Federal Circuit Weighs in on Split Re Authority to Invocate Deliberative Process Privilege

Per the Federal Circuit in Marriott Intern. Resorts, L.P. v. U.S., --- F.3d ----, 2006 WL 258458 (Fed. Cir. Feb 03, 2006):

The "Agency head" requirement originated in the Supreme Court's United States v. Reynolds, 345 U.S. 1, 7 (1953) opinion, which involved tort claims stemming from a late 1940s Air Force plane crash. 345 U.S. at 2-3. In Reynolds, the court upheld the Secretary of the Air Force's refusal to turn over various military documents as privileged under the "military and state secrets privilege." Id. at 7. Reynolds noted that the privilege was not to be lightly invoked and thus required a "formal claim of privilege, lodged by the head of the department which has control over the matter, after actual personal consideration by that officer." Id. at 7- 8 (emphasis added). This passage in Reynolds gave rise to the "Agency head" invocation rule.

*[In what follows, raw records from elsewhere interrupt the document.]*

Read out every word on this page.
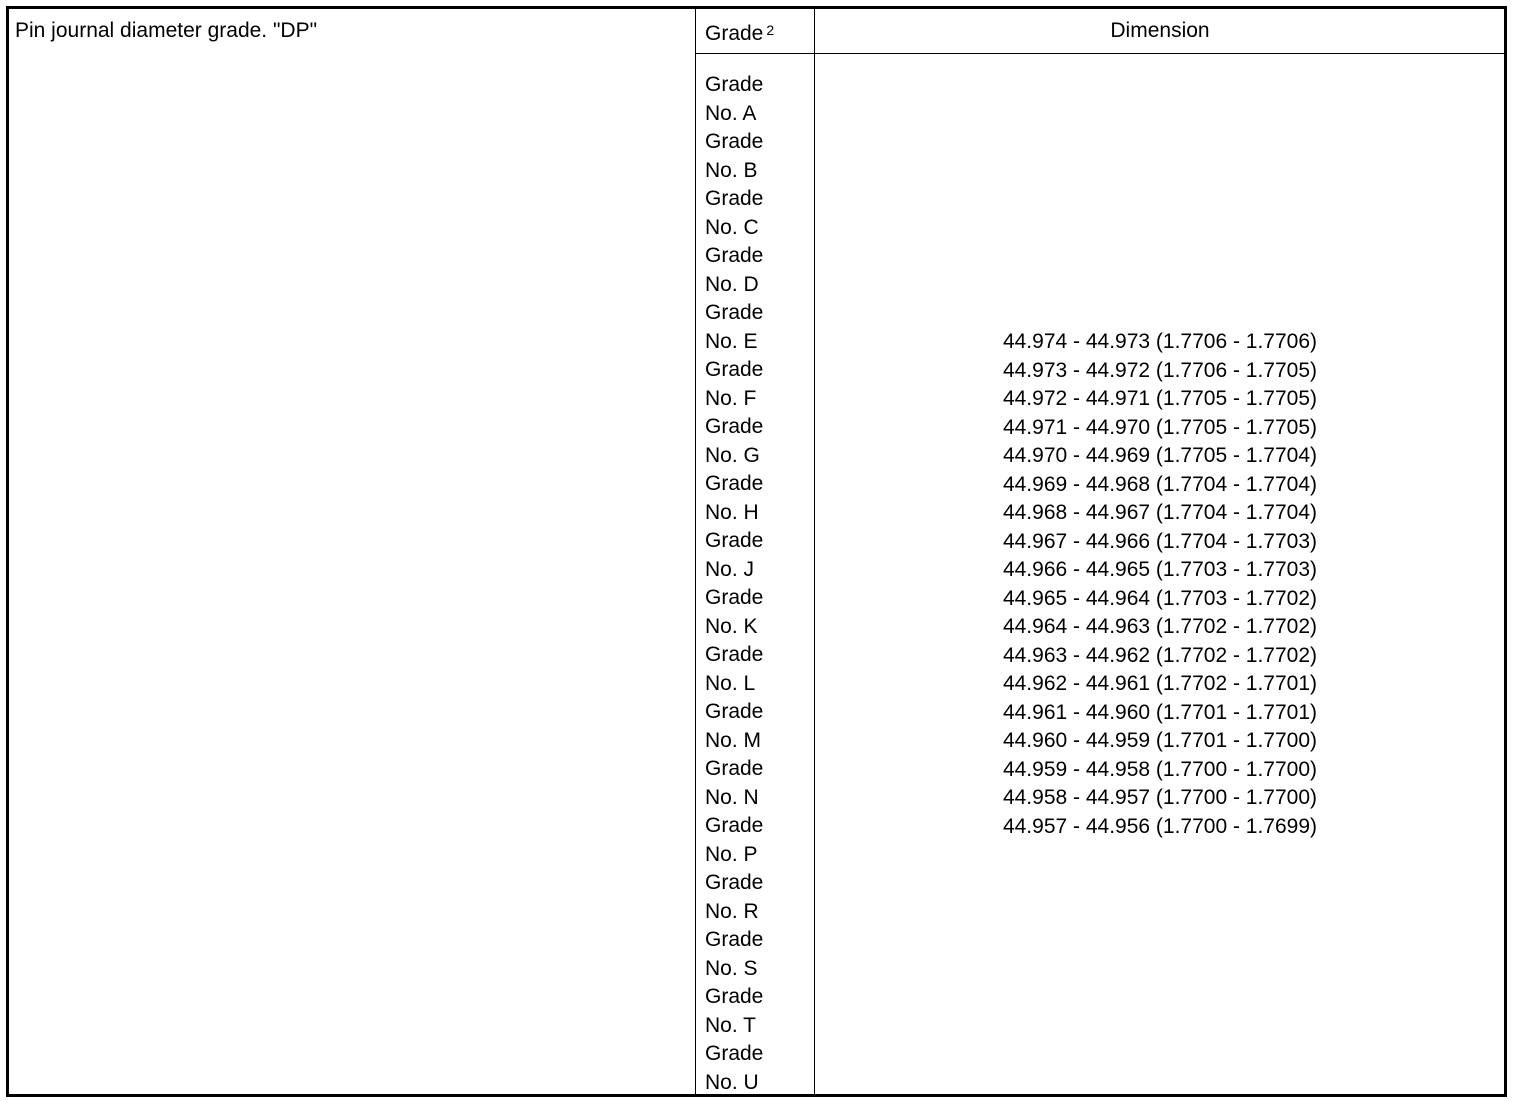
Pin journal diameter grade. "DP"	Grade $^2$	Dimension
Grade
No. A
Grade
No. B
Grade
No. C
Grade
No. D
Grade
No. E
Grade
No. F
Grade
No. G
Grade
No. H
Grade
No. J
Grade
No. K
Grade
No. L
Grade
No. M
Grade
No. N
Grade
No. P
Grade
No. R
Grade
No. S
Grade
No. T
Grade
No. U
44.974 - 44.973 (1.7706 - 1.7706)
44.973 - 44.972 (1.7706 - 1.7705)
44.972 - 44.971 (1.7705 - 1.7705)
44.971 - 44.970 (1.7705 - 1.7705)
44.970 - 44.969 (1.7705 - 1.7704)
44.969 - 44.968 (1.7704 - 1.7704)
44.968 - 44.967 (1.7704 - 1.7704)
44.967 - 44.966 (1.7704 - 1.7703)
44.966 - 44.965 (1.7703 - 1.7703)
44.965 - 44.964 (1.7703 - 1.7702)
44.964 - 44.963 (1.7702 - 1.7702)
44.963 - 44.962 (1.7702 - 1.7702)
44.962 - 44.961 (1.7702 - 1.7701)
44.961 - 44.960 (1.7701 - 1.7701)
44.960 - 44.959 (1.7701 - 1.7700)
44.959 - 44.958 (1.7700 - 1.7700)
44.958 - 44.957 (1.7700 - 1.7700)
44.957 - 44.956 (1.7700 - 1.7699)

Unlike Reynolds, however, the present case involves the deliberative process privilege, not the military and state secrets privilege. On this point, our sister circuits have split over whether the Agency head invocation rule outlined in Reynolds applies to the deliberative process privilege as well as the military and state secrets privilege. See Dep't of Energy v.. Brett, 659 F.2d 154 (Temp.Emer.Ct.App.1981) (holding the trial court erred in ruling the deliberative process privilege could only be invoked by an Agency head) ; Landry v. Fed. Deposit Ins. Corp., 204 F.3d 1125, 1135 (D.C.Cir.2000) (commenting that lesser officials can invoke the deliberative process and law enforcement privileges); Branch v. Phillips Petroleum Co., 638 F .2d 875, 882-83 (5th Cir.1981) (commenting that, while Reynolds indicates Agency head invocation is required, the Equal Employment Opportunities Commission (EEOC) sufficiently complied when the director of its Houston office, a subordinate, invoked the privilege on the EEOC's behalf). Contra United States v. O'Neill, 619 F.2d 222, 225 (3d Cir.1980) (rejecting invocation of executive privilege by an attorney rather than the department head). For the following reasons, this court determines the majority rule, as explained by the United States Court of Appeals for the District of Columbia Circuit in Landry, applies in this circuit.